今日就職部のYさんから、高校3年生の保護者向けの講演会で話す内容について相談を受けた。僕はポイントとして、保護者が大学に期待するものは何か、しかも就職課に期待するものは何かを考えた。多分、今フリーターやNEETがマスコミをにぎわしていることもあり、保護者を説得するには正社員として就職することだと考えた。上場企業や有名企業、公務員など、保護者の期待はドンドン際限なしだろうが、とりあえずは「普通の企業」に就職することが第一条件だろう。
だから、「お子さんが4年後にフリーターになって卒業しないように、1年次から指導をしています」だ、第一のポイントだ。実は大学には「好きなことで一番になろう」というスローガンがある。このスローガンは、学生にも好評だ。

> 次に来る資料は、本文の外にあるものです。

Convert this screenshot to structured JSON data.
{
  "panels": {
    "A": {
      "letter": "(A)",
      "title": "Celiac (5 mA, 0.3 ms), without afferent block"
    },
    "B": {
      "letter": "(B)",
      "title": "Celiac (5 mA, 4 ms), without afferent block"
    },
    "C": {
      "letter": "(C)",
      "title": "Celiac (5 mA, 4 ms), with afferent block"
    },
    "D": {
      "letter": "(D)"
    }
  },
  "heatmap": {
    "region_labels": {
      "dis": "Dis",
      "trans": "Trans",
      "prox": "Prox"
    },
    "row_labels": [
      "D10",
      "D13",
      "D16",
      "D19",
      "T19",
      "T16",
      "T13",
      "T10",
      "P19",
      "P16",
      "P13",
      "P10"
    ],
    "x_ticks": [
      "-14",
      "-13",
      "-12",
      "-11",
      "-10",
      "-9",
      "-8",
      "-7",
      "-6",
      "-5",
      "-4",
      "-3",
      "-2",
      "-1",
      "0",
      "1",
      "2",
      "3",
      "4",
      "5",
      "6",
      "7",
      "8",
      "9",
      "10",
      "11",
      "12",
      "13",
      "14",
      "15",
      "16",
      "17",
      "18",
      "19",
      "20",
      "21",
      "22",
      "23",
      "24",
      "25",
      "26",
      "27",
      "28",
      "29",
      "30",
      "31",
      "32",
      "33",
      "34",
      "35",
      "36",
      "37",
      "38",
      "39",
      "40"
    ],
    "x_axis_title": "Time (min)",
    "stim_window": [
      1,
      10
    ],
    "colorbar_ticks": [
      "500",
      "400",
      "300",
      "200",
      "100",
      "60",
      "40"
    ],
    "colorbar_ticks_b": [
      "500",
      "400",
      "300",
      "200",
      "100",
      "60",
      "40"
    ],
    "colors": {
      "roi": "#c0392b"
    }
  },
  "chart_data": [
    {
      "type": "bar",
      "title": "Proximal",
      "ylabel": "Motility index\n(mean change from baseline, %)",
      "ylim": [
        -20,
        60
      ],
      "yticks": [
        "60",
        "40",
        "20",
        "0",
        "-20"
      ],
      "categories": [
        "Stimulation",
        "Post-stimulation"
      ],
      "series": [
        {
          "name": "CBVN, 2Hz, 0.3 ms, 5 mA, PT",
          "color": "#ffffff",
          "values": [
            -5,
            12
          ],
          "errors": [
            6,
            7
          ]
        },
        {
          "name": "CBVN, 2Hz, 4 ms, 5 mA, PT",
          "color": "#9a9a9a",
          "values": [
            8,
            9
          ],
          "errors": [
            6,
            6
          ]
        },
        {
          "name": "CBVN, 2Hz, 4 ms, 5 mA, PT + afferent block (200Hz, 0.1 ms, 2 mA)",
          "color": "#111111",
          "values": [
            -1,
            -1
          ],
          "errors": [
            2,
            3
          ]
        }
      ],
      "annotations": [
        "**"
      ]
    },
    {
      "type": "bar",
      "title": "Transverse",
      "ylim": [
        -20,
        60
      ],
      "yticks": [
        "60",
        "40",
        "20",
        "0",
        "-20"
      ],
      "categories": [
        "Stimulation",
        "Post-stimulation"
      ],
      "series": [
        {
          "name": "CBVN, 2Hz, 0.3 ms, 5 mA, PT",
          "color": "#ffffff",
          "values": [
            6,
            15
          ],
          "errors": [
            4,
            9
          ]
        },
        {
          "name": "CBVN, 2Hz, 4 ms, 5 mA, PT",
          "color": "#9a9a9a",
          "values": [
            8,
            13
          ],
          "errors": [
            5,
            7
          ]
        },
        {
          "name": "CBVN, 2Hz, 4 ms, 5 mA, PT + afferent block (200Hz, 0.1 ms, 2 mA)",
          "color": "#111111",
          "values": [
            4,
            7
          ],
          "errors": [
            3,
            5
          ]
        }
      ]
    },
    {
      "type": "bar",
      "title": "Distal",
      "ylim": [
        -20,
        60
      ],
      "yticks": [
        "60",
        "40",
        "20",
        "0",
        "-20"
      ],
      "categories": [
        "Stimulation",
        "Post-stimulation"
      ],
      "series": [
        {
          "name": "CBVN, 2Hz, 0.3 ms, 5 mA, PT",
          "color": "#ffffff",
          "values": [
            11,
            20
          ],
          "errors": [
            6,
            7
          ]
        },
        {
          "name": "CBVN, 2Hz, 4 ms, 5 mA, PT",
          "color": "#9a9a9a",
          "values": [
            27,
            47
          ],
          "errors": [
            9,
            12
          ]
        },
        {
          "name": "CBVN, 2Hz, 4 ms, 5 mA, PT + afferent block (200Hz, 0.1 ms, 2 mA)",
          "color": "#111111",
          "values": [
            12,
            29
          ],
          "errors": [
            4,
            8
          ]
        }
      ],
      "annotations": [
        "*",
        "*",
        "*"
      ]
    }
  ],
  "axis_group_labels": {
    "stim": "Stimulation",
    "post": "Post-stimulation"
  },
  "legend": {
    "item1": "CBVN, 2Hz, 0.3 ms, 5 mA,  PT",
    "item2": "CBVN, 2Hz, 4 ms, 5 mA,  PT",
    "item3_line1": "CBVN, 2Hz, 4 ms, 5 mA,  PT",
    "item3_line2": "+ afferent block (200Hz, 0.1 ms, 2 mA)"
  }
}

僕の講義を受けている多くの学生が、大学を選ぶきっかけとしてこのスローガンを挙げている。そして僕は、このスローガンと大学の教育理念を具現化した「自立と体験」を絡め、就職指導の流れを加味することを提言した。
大学に来てとても驚いたのは、いわゆる教育理念の落とし込みがほとんどなされていないということだった。上層部と教職員の一部は教育理念について知っていても、共通理解として全員が知っているという状態ではない。教育理念の落とし込み、あるいは学生の育成目標をきちんと全員が理解していれば、チームとしての大学力は非常に高まる。そして、学生の意識はドンドン高まっていくはずである。
大正期に発する新しい教育の流れを自ら作り上げたこの大学でさえ、明確な教育理念の共通理解はなされてはいない。大学教育の危機、大学経営の危機というこの時代こそ、もう一度原点に戻るという姿勢が必要なのではないだろうか。